Robinsod released the open-source schematics, sources and details to make your own PIC interface needed to perform the ‘Timing Attack’ that will allow you to boot the 1888 ‘base kernel’ on your Xbox 360 even if you have burned fuses (and don’t know your CPU Key) … once booted to that kernel you will be able to update to an exploitable kernel. If you don’t have the knowledge or tools to do this yourself, Robinsod says that Team Infectus is already hard at work designing a daughterboard for the their Infectus Modchip.

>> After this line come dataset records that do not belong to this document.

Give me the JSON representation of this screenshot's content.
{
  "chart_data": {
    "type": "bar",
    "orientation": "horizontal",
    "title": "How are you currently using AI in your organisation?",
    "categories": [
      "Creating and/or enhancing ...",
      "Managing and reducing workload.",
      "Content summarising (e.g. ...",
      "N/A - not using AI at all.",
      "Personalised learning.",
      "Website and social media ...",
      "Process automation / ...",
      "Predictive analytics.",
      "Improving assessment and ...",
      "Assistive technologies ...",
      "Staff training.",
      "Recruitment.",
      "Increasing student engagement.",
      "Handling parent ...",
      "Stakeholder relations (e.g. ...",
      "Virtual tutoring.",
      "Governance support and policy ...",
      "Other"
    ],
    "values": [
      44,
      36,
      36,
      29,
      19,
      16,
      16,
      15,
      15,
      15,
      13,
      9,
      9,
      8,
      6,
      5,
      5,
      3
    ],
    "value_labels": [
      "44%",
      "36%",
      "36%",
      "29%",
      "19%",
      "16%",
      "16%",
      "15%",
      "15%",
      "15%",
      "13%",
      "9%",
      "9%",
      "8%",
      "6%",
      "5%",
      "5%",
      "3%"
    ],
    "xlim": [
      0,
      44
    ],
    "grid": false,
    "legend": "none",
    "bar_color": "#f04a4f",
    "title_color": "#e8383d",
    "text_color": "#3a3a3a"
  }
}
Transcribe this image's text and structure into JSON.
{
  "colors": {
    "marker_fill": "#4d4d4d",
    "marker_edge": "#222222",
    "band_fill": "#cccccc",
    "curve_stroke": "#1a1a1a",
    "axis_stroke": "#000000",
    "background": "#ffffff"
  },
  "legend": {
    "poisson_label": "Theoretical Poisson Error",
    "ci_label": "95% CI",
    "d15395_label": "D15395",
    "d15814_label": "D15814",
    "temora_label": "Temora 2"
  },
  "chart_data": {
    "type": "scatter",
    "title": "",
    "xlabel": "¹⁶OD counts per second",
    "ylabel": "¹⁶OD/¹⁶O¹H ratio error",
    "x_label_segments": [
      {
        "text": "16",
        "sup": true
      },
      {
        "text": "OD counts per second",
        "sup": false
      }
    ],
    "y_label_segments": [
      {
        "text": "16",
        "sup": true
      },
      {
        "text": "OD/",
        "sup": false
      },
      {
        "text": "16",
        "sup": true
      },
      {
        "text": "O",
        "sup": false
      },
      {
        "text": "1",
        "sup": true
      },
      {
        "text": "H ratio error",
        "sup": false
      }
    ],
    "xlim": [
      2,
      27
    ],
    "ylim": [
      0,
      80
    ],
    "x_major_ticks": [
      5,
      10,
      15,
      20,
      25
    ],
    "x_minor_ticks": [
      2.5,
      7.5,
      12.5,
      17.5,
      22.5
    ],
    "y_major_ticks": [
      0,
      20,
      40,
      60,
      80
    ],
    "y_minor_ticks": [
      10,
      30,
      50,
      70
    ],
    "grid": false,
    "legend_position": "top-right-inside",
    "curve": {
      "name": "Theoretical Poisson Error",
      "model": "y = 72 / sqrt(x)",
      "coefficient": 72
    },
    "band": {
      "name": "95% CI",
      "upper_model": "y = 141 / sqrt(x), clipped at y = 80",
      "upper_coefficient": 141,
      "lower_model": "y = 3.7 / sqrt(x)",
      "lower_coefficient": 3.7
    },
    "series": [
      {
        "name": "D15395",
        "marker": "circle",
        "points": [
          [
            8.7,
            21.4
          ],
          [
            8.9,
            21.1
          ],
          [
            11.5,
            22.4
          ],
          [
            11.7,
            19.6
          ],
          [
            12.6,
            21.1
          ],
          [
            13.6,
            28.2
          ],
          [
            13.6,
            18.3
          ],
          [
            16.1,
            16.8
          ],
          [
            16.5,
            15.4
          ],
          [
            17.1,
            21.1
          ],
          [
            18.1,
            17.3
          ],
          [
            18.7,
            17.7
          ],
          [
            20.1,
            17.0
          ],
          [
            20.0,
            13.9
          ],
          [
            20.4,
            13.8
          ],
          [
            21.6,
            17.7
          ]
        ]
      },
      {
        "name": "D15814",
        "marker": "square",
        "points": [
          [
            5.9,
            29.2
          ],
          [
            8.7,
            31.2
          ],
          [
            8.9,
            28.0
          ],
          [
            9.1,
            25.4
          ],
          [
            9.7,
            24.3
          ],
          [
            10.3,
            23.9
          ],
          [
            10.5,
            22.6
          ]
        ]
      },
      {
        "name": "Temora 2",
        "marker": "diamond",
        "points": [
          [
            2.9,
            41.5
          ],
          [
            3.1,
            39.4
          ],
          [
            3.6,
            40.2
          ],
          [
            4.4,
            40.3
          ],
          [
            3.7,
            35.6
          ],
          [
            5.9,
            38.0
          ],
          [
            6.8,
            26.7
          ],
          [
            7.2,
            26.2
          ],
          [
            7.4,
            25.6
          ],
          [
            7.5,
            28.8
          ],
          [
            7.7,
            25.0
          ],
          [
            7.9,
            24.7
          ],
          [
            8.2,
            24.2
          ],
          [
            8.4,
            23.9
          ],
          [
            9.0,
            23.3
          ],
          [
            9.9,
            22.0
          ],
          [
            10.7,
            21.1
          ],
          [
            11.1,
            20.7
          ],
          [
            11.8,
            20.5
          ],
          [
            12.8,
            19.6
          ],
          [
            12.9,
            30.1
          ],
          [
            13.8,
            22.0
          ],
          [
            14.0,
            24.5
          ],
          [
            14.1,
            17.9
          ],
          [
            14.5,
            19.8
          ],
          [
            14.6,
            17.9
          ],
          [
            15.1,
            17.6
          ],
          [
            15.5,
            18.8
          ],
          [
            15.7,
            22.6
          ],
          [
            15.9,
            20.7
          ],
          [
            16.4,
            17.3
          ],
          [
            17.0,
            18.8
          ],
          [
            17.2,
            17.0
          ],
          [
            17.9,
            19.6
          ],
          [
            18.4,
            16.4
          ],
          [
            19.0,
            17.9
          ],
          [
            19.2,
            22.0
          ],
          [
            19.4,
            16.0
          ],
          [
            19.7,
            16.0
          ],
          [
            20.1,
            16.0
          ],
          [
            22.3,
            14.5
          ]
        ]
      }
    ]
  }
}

The software required for this ‘Timing Attack’ is currently in final phase of testing and will be released soon.
From Robinsod on XBH:
The timing attack is working well now, the software has been released for testing and if no major problems are found then it will be available at the end of the week. The first release will require an Infectus modchip and a “home made” PIC interface. I thought I would release the details of the PIC today to give people a chance to order parts, build and test the hardware.
Schematic (horrible, hand drawn & scanned): here
Parts List:
IC1 LM339
IC2 LM339
IC3 74HC08
IC4 PIC16F876A 20MHz
IC5 MAX232 or equivalent
1 * LED
1 * 20MHz Crystal
16 * 1K 0.25W 5%
1 * 10K 0.25W 5%
1 * 680R 0.25W 5%
1 * 330R 0.25W 5%
1 * 5K6 0.25W 5%
2 * 22pF Ceramic Cap
9 * 100nF Ceramic Cap
Please note, 100nF decoupling caps across every ICs power supply pins seems to reduce the noise on the power supply and VRef lines. Reduced noise = Less jitter in the timing measurements which is a good thing
PIC Boot Loader, got this from Microchip site, repeated here for you convenience: here
PIC Source (build with CCSC PCW) & Precompiled Binary: here (update: fixed version)
Document: here
Tomorrow I will release the tool that will build downgradable flash images. Hopefully by then the 2.0.1888 file set will be available in “the usual places”.